- Film poster
- Directed by: Dhana Kumar K
- Written by: Siddharth Mahesh
- Produced by: B K Raja Reddy Kishore A Prasad Reddy S
- Starring: Siddharth Mahesh Srinagara Kitty Aindrita Ray Ashika Rangnath
- Cinematography: Jai Anand
- Music by: Raghu Dixit
- Production company: Orange Pixels
- Release date: 20 May 2022;
- Country: India
- Language: Kannada

= Garuda (2022 film) =

Indian Kannada film

Garuda is a 2022 Indian Kannada-language action drama film directed by Dhana Kumar. K and written by Siddharth Mahesh. It stars Siddharth Mahesh, Srinagar Kitty, Aindrita Ray and Ashika Rangnath. While Raghu Dixit composed the soundtrack and background score, cinematography was handled by Jai Anand.

==Premise==
Ram runs a restaurant in Goa with Anu and Shankranna, where he gets in contact with an undercover ATS officer Bharath Bhargav, who is in lookout for Kalinga, a notorious smuggler running an illegal arms trade with the terrorists. While Bharath begins investigating about Kalinga, he finds that some of the terrorists were targeted and killed by Ram and also learns about Ram's past as Vikram and his true motive. It turns out Ram's Real name is Lt. Commander Vikram Kumar a Special Forces Commando of the Indian Navy also attached to Special Group Force of the Research and Analysis Wing. Lt. Cmdr. Vikram is set on mission both for vengenece from the man who killed his family and is also threat for National Security.

== Soundtrack ==
The soundtrack album has five singles composed by Raghu Dixit, and released on Raghu Dixit Music.

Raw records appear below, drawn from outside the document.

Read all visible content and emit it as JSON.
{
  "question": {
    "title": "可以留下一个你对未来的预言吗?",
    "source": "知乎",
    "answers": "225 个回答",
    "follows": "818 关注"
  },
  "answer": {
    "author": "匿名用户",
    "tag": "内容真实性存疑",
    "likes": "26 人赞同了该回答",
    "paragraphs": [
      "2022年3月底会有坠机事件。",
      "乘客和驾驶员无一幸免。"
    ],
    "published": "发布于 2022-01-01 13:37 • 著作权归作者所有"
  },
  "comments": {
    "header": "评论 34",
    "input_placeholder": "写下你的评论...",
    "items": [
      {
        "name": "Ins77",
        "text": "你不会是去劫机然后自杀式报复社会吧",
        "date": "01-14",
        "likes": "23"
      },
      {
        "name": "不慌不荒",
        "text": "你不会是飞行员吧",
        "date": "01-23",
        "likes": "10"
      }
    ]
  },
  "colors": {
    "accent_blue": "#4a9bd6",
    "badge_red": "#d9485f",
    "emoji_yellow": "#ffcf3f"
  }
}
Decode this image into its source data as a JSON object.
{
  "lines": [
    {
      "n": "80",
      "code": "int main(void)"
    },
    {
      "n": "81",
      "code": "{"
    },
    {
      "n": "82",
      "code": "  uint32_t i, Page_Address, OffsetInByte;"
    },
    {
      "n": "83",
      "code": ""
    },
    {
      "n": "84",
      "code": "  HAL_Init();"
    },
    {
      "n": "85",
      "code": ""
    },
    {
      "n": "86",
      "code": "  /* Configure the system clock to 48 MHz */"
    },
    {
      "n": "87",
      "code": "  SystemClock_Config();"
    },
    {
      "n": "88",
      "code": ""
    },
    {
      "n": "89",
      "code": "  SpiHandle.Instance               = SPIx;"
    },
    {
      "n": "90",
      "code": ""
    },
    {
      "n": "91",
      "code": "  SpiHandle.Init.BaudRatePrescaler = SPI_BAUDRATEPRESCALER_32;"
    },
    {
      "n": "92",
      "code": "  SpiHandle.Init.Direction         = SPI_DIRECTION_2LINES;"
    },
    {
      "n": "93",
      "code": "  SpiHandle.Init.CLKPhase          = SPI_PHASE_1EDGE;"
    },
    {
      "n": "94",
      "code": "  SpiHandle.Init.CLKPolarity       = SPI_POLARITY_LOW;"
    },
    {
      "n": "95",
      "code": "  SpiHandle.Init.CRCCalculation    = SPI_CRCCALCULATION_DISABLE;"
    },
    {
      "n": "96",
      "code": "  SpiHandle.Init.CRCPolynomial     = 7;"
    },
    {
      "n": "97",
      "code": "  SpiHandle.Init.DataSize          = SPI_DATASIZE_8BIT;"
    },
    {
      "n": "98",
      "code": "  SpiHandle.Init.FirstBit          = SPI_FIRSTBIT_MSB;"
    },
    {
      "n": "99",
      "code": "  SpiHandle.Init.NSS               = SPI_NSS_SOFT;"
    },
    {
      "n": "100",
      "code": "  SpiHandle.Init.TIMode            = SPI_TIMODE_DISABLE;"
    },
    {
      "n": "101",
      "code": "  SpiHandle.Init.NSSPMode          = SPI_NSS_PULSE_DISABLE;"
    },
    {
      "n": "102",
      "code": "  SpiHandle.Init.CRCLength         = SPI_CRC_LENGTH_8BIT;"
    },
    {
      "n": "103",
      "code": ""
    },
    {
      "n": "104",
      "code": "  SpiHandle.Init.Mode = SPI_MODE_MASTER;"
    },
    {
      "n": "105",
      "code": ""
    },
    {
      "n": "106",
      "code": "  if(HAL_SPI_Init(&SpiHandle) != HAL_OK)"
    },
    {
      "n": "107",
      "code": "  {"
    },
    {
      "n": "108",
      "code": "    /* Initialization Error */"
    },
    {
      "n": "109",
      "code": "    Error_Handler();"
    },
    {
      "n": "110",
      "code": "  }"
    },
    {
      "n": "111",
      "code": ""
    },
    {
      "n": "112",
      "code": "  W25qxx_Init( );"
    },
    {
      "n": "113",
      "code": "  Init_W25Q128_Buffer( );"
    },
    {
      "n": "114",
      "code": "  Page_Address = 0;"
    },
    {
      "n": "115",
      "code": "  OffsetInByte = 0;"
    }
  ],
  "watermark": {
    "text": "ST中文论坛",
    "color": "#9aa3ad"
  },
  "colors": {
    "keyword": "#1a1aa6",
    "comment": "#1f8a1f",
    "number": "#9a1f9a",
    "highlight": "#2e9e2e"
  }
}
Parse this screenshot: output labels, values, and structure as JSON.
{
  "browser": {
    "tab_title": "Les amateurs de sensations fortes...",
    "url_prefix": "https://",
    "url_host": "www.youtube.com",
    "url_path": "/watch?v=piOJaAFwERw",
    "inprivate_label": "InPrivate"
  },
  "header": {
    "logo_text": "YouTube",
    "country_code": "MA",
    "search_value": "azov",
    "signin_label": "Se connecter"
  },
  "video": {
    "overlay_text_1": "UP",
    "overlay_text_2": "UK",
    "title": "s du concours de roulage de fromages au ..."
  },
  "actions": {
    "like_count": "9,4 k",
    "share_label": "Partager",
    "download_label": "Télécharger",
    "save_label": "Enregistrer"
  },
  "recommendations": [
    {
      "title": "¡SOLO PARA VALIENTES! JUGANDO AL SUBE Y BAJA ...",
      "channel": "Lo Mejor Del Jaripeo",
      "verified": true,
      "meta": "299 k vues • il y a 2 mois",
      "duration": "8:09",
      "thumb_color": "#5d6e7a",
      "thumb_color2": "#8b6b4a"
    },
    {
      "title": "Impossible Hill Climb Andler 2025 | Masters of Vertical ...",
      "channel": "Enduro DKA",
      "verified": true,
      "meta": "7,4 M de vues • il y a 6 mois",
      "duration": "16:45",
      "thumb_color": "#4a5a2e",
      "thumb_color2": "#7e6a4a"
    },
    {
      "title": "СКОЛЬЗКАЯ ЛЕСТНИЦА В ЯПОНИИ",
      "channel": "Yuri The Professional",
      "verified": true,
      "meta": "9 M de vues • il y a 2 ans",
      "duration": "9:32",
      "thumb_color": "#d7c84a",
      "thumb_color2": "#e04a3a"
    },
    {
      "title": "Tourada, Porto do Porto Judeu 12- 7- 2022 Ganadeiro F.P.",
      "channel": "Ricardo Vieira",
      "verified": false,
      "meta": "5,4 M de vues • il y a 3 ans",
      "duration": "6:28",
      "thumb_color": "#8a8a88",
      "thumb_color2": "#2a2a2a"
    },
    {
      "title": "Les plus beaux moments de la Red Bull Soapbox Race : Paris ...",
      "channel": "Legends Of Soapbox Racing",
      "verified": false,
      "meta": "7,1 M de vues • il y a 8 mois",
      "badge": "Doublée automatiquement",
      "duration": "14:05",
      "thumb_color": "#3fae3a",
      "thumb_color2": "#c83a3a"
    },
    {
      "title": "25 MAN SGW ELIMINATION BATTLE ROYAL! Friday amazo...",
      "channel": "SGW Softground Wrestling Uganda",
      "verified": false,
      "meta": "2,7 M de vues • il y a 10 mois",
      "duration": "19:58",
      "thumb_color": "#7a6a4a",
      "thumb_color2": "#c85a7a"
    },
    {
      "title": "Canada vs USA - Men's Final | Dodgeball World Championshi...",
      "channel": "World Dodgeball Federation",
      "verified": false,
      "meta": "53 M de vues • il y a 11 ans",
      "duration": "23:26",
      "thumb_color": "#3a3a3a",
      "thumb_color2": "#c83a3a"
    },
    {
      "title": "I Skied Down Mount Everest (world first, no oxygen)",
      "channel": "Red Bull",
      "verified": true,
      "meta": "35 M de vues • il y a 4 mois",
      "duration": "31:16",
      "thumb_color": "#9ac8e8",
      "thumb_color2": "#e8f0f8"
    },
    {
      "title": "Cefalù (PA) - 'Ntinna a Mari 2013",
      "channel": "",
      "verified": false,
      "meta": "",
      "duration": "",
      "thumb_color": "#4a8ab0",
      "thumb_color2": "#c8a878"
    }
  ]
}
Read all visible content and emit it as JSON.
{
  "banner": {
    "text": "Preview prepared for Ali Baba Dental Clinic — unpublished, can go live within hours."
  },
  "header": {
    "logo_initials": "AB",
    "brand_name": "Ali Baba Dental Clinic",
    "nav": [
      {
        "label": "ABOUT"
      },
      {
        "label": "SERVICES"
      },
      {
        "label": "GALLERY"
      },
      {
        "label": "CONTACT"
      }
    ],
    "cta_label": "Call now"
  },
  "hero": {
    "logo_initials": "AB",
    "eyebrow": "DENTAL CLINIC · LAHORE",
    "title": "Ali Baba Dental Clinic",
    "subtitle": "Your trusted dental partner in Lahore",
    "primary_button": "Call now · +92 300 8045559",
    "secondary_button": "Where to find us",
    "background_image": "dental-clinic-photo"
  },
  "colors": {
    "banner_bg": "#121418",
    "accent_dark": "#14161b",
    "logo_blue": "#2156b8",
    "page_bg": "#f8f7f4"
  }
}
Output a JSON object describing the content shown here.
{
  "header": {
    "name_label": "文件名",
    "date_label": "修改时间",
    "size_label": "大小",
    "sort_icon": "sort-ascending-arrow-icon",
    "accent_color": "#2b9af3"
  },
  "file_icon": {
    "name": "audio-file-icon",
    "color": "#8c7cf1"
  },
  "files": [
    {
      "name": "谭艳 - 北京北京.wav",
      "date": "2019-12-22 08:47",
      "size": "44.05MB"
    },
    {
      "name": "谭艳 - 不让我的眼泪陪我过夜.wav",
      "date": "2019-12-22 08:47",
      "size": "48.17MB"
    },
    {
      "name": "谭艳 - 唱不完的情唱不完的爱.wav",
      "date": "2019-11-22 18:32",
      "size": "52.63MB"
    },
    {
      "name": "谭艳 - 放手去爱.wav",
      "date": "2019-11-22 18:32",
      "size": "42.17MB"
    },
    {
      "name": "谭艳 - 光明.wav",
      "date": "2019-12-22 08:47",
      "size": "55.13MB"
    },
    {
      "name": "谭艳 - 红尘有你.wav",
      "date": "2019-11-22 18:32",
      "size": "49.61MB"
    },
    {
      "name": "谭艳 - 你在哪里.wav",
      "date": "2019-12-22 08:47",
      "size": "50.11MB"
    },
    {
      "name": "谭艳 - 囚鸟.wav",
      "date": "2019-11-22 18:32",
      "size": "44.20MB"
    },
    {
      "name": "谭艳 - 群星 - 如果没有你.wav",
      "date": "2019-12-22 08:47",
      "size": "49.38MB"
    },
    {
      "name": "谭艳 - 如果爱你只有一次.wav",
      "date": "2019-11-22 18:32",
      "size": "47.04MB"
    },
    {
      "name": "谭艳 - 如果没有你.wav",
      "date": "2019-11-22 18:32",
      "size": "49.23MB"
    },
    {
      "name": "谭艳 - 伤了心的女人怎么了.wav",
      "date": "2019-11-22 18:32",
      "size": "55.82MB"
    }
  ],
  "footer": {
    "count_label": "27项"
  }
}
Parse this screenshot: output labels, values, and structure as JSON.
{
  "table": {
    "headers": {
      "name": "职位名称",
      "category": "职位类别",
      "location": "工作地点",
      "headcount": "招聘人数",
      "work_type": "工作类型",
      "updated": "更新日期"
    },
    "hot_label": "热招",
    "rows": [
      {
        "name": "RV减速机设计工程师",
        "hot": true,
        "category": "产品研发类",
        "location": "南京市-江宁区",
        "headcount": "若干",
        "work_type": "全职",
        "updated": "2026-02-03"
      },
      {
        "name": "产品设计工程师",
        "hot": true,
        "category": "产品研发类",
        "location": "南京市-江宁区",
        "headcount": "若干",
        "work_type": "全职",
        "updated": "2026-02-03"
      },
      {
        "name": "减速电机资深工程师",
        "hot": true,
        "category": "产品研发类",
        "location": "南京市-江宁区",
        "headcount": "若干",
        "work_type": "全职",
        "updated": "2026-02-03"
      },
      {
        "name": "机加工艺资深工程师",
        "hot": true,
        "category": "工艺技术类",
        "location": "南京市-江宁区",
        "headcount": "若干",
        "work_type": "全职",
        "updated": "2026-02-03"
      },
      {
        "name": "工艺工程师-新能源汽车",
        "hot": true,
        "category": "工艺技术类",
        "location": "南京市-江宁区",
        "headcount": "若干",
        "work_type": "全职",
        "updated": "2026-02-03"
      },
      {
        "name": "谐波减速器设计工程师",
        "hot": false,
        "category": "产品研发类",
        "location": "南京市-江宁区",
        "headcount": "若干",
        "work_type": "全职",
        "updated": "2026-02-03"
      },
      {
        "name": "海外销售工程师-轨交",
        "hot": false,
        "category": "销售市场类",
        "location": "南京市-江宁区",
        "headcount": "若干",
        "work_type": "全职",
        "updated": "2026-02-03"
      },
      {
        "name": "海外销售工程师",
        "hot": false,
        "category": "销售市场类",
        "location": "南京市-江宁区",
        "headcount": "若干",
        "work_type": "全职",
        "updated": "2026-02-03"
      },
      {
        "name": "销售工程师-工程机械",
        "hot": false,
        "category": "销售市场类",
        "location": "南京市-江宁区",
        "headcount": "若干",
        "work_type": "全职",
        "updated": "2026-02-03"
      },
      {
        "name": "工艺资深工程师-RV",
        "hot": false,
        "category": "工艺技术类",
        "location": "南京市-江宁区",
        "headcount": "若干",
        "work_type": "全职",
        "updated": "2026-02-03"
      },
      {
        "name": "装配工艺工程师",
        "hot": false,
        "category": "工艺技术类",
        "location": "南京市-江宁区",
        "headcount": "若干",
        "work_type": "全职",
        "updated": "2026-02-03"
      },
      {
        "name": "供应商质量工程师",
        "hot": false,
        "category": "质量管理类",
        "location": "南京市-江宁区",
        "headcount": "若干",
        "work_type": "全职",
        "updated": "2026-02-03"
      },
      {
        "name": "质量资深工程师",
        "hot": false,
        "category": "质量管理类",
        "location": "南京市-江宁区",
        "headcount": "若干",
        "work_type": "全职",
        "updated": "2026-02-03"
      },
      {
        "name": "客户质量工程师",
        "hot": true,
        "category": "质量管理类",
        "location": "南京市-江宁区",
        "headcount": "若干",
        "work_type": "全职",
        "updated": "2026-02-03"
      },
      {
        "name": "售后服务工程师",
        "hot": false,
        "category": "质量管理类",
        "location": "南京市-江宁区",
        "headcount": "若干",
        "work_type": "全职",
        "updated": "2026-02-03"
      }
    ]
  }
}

Garuda (Original Motion Picture Soundtrack)
| No. | Title | Singer(s) | Length |
|---|---|---|---|
| 1. | "Jaago Re Jaago Re" | Hrithik Siddachar | 4:02 |
| 2. | "Ee Seethege" | Sruthi V. S, Raghu Dixit |  |
| 3. | "Kanna Mucchale" | Sruthi V. S, Nakul Abhyankar |  |
| 4. | "Mad For You Dear" | Aishwarya Rangarajan |  |
| 5. | "Garuda Theme" | Nakul Abhyankar |  |
| Total length: |  |  | 18:27 |

==Release==
Garuda was released on 20 May 2022.

=== Critical response ===
A Sharadhaa from The New Indian Express wrote "Rangayana Raghu too has a significant role to play, but the highlight of Garuda is Srinagar Kitty. His character as a kadak police officer makes a strong presence. Garuda is recommended to those who love to see a mix of action-revenge, love, and family sentiments, and for those who had particularly missed Kitty’s presence on the silver screen". Harish Basavarajaiah of The Times of India gave 3 out of 5 stars and says "Srinagara Kitty gives a solid performance and has a good role after a while. Aindrita Ray and Ashika Ranganath are limited, mostly to songs and a few scenes. Kamna Jethmalani, Rangayana Raghu and Ramesh Bhat have performed well. Adi Lokesh is a tad loud, but effective as the villain. The songs from Raghu Dixit fail to leave a mark. Garuda does touch upon some pertinent issues and could be a one-time watch".

Pratibha Joy of OTTplay gave 3 out of 5 stars and wrote "Garuda is old wine in a new bottle as far as the revenge element of the story goes. Although there is family drama, romance, comedy and action, this one’s for those who like their staple fare of commercial cinema. If that is not your cup of tea, you may not want to invest two-and-a-half hours on this film".